Oil prices have been under pressure from high interest rates, a strong dollar, and high U.S. oil production. The Organization of the Petroleum Exporting Countries and other countries in a broader OPEC+ group have been curtailing production. They could extend oil production cuts at a meeting in early December.
Oil Prices Are Under Pressure
OPEC+ is scheduled to meet in early December 2024 to set oil production targets. The meeting comes at a challenging time for oil producers, as a confluence of factors is weighing on oil prices, including high interest rates, a strong dollar, weak global manufacturing, and tepid global growth rates.
In the wake of the U.S. presidential election, crude oil prices have fallen further on expectations that a second Trump administration will usher in an era of higher U.S. oil production.
The expectation of a future increase in U.S. crude oil production is significant because U.S. production was already at a record high in 2024. Greater levels of U.S. crude oil supply could dampen prices if interest rates and the dollar do not fall, both factors of which are required to support global growth.
Oil Prices And The Central Bank Of Oil
Prestige Economics has often characterized OPEC as the central bank of oil that aims to create stability for crude prices at levels that are profitable but do not make oil prices so high as to significantly incentivize alternative forms of energy.
To mitigate downside risks to oil prices in a high interest rate and strong dollar environment, OPEC has teamed up with a number of other countries as a group known as OPEC+ to reduce oil production.

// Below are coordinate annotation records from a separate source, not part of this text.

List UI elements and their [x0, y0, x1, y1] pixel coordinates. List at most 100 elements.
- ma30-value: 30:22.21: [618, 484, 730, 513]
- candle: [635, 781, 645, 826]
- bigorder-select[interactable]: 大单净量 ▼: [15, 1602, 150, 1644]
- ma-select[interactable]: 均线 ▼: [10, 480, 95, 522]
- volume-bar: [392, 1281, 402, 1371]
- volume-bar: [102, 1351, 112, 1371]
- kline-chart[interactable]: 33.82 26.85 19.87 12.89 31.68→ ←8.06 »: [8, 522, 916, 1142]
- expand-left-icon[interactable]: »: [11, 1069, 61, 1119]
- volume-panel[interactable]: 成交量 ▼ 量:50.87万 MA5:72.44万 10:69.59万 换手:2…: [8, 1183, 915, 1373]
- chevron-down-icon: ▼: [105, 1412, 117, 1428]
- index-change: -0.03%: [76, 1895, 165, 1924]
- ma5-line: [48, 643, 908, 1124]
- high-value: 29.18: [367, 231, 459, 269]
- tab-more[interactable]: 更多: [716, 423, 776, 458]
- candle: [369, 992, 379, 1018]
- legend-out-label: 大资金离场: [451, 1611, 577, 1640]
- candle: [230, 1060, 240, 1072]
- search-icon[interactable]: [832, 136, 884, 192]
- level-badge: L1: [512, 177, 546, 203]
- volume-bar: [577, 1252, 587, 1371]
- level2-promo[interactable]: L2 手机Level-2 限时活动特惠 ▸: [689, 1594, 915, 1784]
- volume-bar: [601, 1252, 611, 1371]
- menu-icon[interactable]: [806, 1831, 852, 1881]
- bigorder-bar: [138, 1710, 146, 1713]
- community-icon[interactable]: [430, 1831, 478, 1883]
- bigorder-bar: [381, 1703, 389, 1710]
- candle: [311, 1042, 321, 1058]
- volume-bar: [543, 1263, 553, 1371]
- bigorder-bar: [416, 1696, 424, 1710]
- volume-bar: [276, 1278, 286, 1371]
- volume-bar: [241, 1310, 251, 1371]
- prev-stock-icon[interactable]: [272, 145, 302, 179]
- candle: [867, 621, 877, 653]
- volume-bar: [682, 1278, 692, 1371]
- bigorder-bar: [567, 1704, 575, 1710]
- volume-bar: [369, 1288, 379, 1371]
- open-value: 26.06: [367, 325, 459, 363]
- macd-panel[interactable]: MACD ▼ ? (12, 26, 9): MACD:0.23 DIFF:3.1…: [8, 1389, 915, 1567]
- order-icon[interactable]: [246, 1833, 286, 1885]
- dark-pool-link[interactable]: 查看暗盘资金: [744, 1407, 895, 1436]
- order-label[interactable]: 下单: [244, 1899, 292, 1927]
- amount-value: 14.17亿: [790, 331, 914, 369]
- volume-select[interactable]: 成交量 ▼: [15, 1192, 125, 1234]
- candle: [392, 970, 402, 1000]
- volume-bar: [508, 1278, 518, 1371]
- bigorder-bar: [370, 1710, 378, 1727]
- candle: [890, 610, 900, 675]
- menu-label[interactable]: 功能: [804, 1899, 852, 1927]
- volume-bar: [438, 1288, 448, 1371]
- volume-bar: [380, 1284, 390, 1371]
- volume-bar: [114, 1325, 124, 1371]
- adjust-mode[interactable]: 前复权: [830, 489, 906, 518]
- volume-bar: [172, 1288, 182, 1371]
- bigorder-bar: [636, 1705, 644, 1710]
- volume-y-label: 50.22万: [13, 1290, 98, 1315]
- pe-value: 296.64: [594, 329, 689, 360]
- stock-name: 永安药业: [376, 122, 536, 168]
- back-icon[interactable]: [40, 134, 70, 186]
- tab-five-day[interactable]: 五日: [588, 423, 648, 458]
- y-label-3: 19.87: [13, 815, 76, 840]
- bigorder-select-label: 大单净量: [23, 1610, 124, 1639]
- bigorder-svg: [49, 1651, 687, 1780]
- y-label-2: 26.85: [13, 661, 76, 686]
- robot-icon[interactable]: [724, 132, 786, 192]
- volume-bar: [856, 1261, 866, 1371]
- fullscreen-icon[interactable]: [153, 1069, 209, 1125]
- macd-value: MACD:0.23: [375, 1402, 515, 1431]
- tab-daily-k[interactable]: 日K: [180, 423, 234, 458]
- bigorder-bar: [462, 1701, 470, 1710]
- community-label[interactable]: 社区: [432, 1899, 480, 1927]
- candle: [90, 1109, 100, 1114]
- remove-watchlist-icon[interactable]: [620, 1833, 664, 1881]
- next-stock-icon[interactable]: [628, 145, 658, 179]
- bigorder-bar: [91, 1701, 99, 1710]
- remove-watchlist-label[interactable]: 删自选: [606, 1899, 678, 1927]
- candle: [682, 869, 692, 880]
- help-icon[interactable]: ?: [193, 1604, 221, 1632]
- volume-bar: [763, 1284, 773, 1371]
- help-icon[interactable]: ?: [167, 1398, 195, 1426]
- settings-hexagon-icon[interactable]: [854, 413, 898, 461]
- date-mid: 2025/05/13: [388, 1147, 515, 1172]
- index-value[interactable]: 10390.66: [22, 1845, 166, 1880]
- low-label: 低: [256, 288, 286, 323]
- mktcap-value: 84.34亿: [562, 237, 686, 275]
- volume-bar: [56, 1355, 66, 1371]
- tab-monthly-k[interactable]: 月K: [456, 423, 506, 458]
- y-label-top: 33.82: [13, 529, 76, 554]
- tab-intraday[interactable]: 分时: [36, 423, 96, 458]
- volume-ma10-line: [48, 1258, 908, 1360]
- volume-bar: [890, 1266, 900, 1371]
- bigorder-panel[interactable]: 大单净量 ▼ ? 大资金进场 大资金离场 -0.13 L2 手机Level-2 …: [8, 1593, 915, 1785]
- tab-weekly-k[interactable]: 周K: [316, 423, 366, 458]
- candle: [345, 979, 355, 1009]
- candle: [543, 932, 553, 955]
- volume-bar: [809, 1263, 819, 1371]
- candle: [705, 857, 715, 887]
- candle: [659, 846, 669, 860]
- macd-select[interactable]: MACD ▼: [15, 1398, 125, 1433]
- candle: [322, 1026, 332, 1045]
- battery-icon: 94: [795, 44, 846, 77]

OPEC and OPEC+ started officially working together as part of a Declaration of Cooperation in December 2016, and their cooperation following the outbreak of COVID-19 was critical for supporting crude oil prices.
Voluntary OPEC and OPEC+ production cuts announced in April 2023 and November 2023 are set to be phased out. The voluntary cuts announced in April 2023 have already been extended until December 2025, while the additional cuts announced in November 2023 are set to be phased out between October 2024 and September 2025.
If OPEC+ seeks to curtail oil production in the hopes of supporting oil prices, the timeline for these oil production cuts and voluntary phase-outs could be extended further into the future.
The Future of Oil Prices In 2025 And 2026
High interest rates have been holding back global growth and supporting the dollar, which are critical factors that have been weighing on crude oil prices.
Looking ahead to 2025, Prestige Economics expects average crude oil prices to rise compared to 2024 as interest rates and the dollar likely fall. In 2026, Prestige Economics expects interest rates and the greenback to fall further, likely supporting oil prices even further.
Do you expect OPEC and OPEC+ will extend their oil production cuts further to support crude oil prices?